Avanza otro paso hacia mí, uno de sus zapatos cruje en el silencio mientras escruto el rostro de mi marido, y en ese momento las palabras de una parte de la ceremonia de nuestra boda brotan en mi mente con la claridad de una campana en una soleada mañana de domingo: «Amar lo que sé de ti, y confiar en lo que aún no sabemos». Pero ¿qué se yo, en realidad? Paul, llevo casi diez años a tu lado, sé por dónde te corre el sudor cuando llegas al orgasmo, recuerdo la expresión de tu cara cuando sacaron a nuestros hijos de mi cuerpo desgarrado, te he visto cagar, vomitar y gritar de dolor. Conozco tus espasmos musculares cuando duermes, por dónde te cae el moquillo cuando el dolor ocasional abruma tu talante risueño, siento tus miedos más profundos y me río con tus suposiciones más arrogantes. Sé que quieres ser incinerado en lugar de enterrado, y que esperas que Josh y Ava, para entonces ya adultos hechos y derechos, y yo, desde lo alto de un impresionante acantilado en Devon, esparzamos tus cenizas a los vientos del oeste.

He compartido una vida contigo, he creado dos nuevas vidas contigo, he esperado acabar mis días contigo, he pasado incontables horas contigo, pero ahora, aquí, bajo el río que pasa por la ciudad en la que hemos vivido esa vida, me doy cuenta de que no te conozco en absoluto.

No sé de lo que eres capaz, no puedo desentrañar tus intenciones ni tus motivos. Puedes estar a punto de matarme o de abrazarme, no sabría decirlo. Hemos destruido la confianza. He mentido por ti, he cometido perjurio en un esfuerzo por preservar esa vida perfecta, he abandonado a Lex a su suerte… ¡Oh, Melody, lo siento! En su momento creí que la elección no era mía.

—Pareces a punto de desmayarte —dice Paul mientras saca un pañuelo del bolsillo y me lo tiende. Me lo llevo a la cara, como una bandera blanca de rendición—. Venga, apóyate en mí y salgamos de aquí.

Llegamos por fin al otro extremo y ni siquiera puedo emitir un gemido cuando veo el cartelón que indica que también ese ascensor está fuera de servicio. Tiro de mi cuerpo por la interminable escalera más allá de los charcos de orina. La palma de la mano me huele como a sangre por culpa del óxido de la barandilla.

—Espera aquí, voy a buscar el coche —dice Paul cuando llegamos arriba, a la salida—. No quiero que camines más. —Me derrumbo en un murete bajo y Paul me tiende mi bolso.

—¿Puedes traerme un poco de agua? Allí hay una tienda.

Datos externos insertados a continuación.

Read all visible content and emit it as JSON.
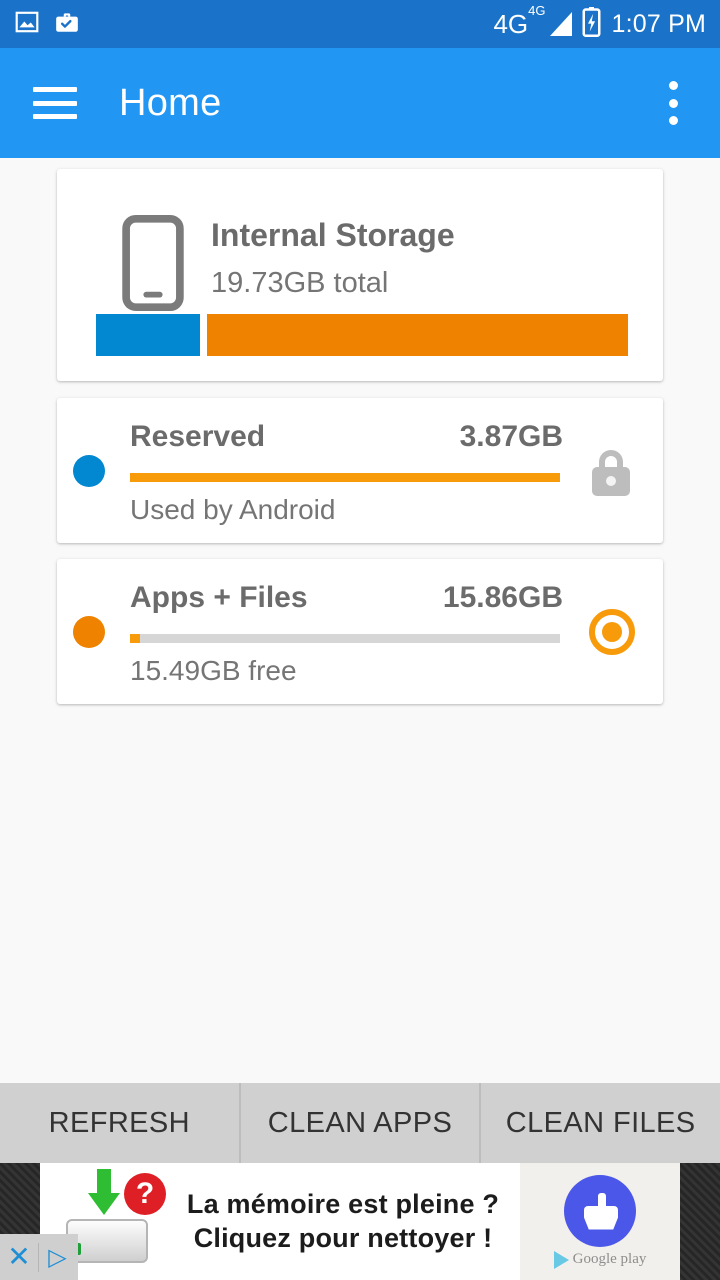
{
  "statusbar": {
    "icons": [
      "image-icon",
      "briefcase-check-icon"
    ],
    "network_primary": "4G",
    "network_secondary": "4G",
    "signal_icon": "signal-bars-icon",
    "battery_icon": "battery-charging-icon",
    "time": "1:07 PM",
    "background": "#1a73c8"
  },
  "appbar": {
    "menu_icon": "hamburger-menu-icon",
    "title": "Home",
    "overflow_icon": "overflow-menu-icon",
    "background": "#2196f3"
  },
  "storage_card": {
    "device_icon": "smartphone-icon",
    "title": "Internal Storage",
    "subtitle": "19.73GB total",
    "segments": [
      {
        "name": "reserved",
        "percent": 19.6,
        "color": "#0288d1"
      },
      {
        "name": "apps-files",
        "percent": 79.2,
        "color": "#ef8300"
      }
    ]
  },
  "rows": [
    {
      "id": "reserved",
      "dot_color": "#0288d1",
      "title": "Reserved",
      "size": "3.87GB",
      "subtitle": "Used by Android",
      "fill_percent": 100,
      "fill_color": "#f79b0b",
      "track_color": "#d6d6d6",
      "right_icon": "lock-icon"
    },
    {
      "id": "apps-files",
      "dot_color": "#ef8300",
      "title": "Apps + Files",
      "size": "15.86GB",
      "subtitle": "15.49GB free",
      "fill_percent": 2.3,
      "fill_color": "#f79b0b",
      "track_color": "#d6d6d6",
      "right_icon": "radio-selected-icon"
    }
  ],
  "buttonbar": {
    "buttons": [
      {
        "id": "refresh",
        "label": "REFRESH"
      },
      {
        "id": "clean-apps",
        "label": "CLEAN APPS"
      },
      {
        "id": "clean-files",
        "label": "CLEAN FILES"
      }
    ]
  },
  "ad": {
    "headline": "La mémoire est pleine ?",
    "subline": "Cliquez pour nettoyer !",
    "art_icon": "disk-download-question-icon",
    "cta_icon": "broom-icon",
    "store_badge": "Google play",
    "close_label": "✕",
    "adchoices_label": "▷"
  }
}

Baja por el camino a grandes zancadas, cruza la calle hasta el supermercado veinticuatro horas y desaparece bajo el letrero de neón. Saco mi móvil y marco el número de O’Shea. Nuestra conversación es breve, le digo que quiero rectificar mi declaración y le resumo por qué. Percibo una nota de triunfo en su voz: misión cumplida, debe de estar pensando. Cuando vuelve Paul, sigo sentada en el mismo sitio.

Acomodada en el asiento del pasajero, doy varios tragos largos de agua mineral y, antes de que lleguemos al final de la calle, me quedo dormida.